Cumartesi, Ekim 06, 2007

aydınlık bir cumartesi gününde, tüller çamaşır makinesinde yıkanırken (belki de aydınlık hissinin sebebi budur) ve kendini çalışmaya başlamaya ikna etmeye çabalarken, insanın kendisini morrissey'e vermesi pek hayra alamet olmasa gerektir. bu arada, morrissey'e "morisiii" demek yasaklanmalı. her zaman demokrat bir insan olmak zorunda değilim.

b vitamini istiyorum. b vitamini gelecek dertler bitecek zannediyorum.

otur adam sandler dinle mis gibi halbuki değil mi. işin gücün mü yok?

Perşembe, Eylül 20, 2007

bir bilgisayar programının kendine ait bir müzik zevki olabilir mi? iTunes isimli arkadaşı ne zaman shuffle konumuna getirsem ısrarla aynı parçaları çalıyor. hayır ben de seviyorum balkan müziklerini elbette, aksi takdirde mp3 arşivimde ne işi olurdu, ama programın bu davranışına akıl sır erdiremiyorum. zaman zaman patrick wolf ve boikot dinlemekten hoşlanıyor bir de.

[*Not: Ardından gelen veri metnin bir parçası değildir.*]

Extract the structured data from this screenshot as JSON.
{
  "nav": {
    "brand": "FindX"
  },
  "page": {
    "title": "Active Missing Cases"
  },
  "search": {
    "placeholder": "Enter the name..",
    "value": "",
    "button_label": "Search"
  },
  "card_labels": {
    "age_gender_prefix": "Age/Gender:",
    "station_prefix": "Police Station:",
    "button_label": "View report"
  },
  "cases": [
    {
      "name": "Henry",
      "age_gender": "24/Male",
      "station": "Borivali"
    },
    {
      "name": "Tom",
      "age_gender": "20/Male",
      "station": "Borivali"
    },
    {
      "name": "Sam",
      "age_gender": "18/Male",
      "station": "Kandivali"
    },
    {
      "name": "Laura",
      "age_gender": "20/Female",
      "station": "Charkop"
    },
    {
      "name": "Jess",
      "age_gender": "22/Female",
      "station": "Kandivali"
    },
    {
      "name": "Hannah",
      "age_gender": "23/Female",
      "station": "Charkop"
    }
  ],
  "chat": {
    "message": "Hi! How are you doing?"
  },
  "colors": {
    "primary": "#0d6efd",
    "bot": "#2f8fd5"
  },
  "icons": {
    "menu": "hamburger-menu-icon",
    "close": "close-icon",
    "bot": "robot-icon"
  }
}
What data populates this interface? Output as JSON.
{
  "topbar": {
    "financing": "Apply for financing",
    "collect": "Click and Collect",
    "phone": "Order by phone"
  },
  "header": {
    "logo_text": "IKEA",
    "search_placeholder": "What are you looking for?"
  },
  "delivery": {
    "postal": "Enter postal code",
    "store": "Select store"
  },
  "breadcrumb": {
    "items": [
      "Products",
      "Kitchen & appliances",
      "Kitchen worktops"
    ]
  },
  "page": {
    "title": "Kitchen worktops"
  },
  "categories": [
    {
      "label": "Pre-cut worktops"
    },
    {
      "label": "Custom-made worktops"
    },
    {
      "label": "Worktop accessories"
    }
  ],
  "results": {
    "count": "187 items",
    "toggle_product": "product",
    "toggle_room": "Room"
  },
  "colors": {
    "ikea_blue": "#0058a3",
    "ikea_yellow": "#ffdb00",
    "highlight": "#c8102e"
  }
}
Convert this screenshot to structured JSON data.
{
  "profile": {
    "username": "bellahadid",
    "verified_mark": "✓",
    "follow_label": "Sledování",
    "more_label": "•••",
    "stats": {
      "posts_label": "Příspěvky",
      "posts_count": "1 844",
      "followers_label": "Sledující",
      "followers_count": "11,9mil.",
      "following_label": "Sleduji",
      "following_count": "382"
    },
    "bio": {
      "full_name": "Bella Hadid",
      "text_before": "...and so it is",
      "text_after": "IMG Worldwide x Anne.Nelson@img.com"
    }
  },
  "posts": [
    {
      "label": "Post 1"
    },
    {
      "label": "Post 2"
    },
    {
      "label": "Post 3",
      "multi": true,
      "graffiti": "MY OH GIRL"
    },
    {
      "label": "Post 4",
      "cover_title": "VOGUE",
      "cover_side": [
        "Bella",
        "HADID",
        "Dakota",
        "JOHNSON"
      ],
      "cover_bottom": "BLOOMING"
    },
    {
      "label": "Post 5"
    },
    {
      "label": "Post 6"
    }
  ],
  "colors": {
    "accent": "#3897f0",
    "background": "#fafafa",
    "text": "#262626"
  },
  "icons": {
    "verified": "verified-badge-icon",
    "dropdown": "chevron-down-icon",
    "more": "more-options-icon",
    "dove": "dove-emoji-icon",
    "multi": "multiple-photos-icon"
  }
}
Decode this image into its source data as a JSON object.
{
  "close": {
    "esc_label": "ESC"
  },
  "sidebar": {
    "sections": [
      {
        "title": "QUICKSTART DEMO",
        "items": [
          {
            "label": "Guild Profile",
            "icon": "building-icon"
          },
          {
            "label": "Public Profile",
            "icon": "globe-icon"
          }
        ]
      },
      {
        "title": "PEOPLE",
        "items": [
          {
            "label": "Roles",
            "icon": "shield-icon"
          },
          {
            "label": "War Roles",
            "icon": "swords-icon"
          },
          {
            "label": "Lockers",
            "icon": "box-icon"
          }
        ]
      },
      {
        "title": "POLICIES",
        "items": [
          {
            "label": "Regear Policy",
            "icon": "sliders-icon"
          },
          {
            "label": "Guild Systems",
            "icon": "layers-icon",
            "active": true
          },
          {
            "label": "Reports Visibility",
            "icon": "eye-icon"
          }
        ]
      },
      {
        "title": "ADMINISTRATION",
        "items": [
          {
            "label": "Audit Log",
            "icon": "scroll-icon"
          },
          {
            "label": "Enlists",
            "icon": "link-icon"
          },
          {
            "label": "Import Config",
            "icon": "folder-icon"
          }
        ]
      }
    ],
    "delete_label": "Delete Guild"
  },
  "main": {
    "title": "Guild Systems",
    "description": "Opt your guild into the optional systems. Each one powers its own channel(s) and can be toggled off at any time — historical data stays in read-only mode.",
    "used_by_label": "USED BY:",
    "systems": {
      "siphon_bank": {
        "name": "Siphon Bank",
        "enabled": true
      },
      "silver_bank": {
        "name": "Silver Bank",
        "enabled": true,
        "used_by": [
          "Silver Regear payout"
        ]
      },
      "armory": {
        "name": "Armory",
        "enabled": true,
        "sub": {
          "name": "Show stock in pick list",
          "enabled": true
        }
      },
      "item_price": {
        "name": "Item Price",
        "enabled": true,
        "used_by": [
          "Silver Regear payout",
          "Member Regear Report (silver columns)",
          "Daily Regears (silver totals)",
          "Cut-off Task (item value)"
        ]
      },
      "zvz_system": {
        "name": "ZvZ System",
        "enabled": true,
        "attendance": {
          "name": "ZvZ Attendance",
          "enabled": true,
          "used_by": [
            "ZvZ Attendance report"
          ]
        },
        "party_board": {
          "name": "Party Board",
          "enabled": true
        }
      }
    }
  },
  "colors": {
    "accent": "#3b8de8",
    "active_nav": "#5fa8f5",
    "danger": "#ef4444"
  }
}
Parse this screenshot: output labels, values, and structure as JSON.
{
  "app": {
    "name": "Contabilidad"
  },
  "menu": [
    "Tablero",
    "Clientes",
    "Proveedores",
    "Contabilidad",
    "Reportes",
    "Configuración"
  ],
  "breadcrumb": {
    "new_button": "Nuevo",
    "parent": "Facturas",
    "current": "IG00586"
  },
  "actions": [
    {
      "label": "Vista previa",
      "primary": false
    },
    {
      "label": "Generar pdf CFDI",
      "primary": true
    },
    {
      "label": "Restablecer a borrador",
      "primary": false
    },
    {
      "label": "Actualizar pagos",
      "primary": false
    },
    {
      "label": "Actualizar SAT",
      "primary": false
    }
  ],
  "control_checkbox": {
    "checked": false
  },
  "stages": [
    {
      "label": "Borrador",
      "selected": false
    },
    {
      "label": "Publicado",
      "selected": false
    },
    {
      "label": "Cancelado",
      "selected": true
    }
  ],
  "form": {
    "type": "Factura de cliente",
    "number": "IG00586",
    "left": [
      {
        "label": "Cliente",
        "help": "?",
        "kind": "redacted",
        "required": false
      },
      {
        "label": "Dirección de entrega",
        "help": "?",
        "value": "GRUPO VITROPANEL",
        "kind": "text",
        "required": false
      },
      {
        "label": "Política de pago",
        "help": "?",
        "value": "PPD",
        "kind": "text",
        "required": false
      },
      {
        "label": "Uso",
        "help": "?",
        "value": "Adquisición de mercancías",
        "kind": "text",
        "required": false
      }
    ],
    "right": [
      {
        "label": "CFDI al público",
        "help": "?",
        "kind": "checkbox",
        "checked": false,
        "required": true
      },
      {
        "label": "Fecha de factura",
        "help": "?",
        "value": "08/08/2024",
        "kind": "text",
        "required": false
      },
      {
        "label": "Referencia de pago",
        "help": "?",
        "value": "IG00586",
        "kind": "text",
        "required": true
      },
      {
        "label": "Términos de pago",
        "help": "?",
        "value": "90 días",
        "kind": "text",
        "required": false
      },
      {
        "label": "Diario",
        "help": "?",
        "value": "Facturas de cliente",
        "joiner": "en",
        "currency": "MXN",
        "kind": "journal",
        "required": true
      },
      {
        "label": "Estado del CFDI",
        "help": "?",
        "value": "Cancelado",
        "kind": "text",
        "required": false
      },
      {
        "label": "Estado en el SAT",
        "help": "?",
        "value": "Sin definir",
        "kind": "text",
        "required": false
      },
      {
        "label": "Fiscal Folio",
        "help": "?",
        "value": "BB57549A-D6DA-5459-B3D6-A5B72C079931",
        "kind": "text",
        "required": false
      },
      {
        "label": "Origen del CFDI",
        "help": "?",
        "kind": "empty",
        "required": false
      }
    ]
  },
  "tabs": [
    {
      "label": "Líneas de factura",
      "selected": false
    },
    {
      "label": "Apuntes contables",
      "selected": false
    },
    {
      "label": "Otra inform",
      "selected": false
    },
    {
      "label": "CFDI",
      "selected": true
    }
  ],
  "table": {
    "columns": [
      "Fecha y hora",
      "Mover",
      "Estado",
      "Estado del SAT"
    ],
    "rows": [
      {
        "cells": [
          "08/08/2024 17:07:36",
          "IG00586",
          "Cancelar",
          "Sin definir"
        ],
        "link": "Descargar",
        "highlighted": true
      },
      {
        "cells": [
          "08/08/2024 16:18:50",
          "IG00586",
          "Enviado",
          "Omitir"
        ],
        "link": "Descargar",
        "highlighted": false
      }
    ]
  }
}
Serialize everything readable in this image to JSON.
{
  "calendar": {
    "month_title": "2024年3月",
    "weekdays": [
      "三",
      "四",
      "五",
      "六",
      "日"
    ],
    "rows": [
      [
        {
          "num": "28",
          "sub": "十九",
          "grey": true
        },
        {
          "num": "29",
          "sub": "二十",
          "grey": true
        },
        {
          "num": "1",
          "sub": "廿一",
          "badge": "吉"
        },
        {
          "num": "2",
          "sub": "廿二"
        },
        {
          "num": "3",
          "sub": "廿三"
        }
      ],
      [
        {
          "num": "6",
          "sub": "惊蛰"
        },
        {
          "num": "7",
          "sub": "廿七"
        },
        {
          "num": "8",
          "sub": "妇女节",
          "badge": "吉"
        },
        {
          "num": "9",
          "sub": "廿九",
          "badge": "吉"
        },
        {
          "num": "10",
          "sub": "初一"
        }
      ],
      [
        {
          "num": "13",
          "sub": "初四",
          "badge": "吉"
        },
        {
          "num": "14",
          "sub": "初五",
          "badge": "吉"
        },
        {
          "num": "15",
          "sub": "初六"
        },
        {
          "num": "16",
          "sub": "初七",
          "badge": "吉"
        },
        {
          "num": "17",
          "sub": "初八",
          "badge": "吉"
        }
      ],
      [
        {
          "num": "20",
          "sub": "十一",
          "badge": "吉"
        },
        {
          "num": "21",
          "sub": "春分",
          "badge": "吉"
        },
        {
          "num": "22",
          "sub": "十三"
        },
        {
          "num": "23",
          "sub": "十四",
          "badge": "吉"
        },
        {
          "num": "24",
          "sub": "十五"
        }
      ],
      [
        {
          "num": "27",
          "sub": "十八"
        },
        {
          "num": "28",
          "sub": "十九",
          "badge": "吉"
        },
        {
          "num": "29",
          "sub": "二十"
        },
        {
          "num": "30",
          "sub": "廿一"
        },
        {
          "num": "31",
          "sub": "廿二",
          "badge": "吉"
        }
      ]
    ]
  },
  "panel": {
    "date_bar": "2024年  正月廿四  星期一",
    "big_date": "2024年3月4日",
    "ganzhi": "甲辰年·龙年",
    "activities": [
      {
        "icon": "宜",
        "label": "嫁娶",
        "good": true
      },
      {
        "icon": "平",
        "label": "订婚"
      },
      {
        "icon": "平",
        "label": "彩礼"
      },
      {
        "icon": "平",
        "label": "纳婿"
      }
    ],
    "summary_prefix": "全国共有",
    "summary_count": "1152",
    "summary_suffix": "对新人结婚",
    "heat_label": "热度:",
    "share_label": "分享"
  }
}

şimdi izninizle, bir karaoke organizasyonunda söylemek istediğim şarkıların listesini yapacağım. buradan yetkililere duyurulur.

suede - can't get enough
velvet underground - walk on the wild side
adam green - hard to be a girl
lily allen - littlest things (hiçbir mesaj kaygısı yok, yalnızca "ay kant şeayk döös memoriiiz" demek istiyorum ingiliz ingiliz.)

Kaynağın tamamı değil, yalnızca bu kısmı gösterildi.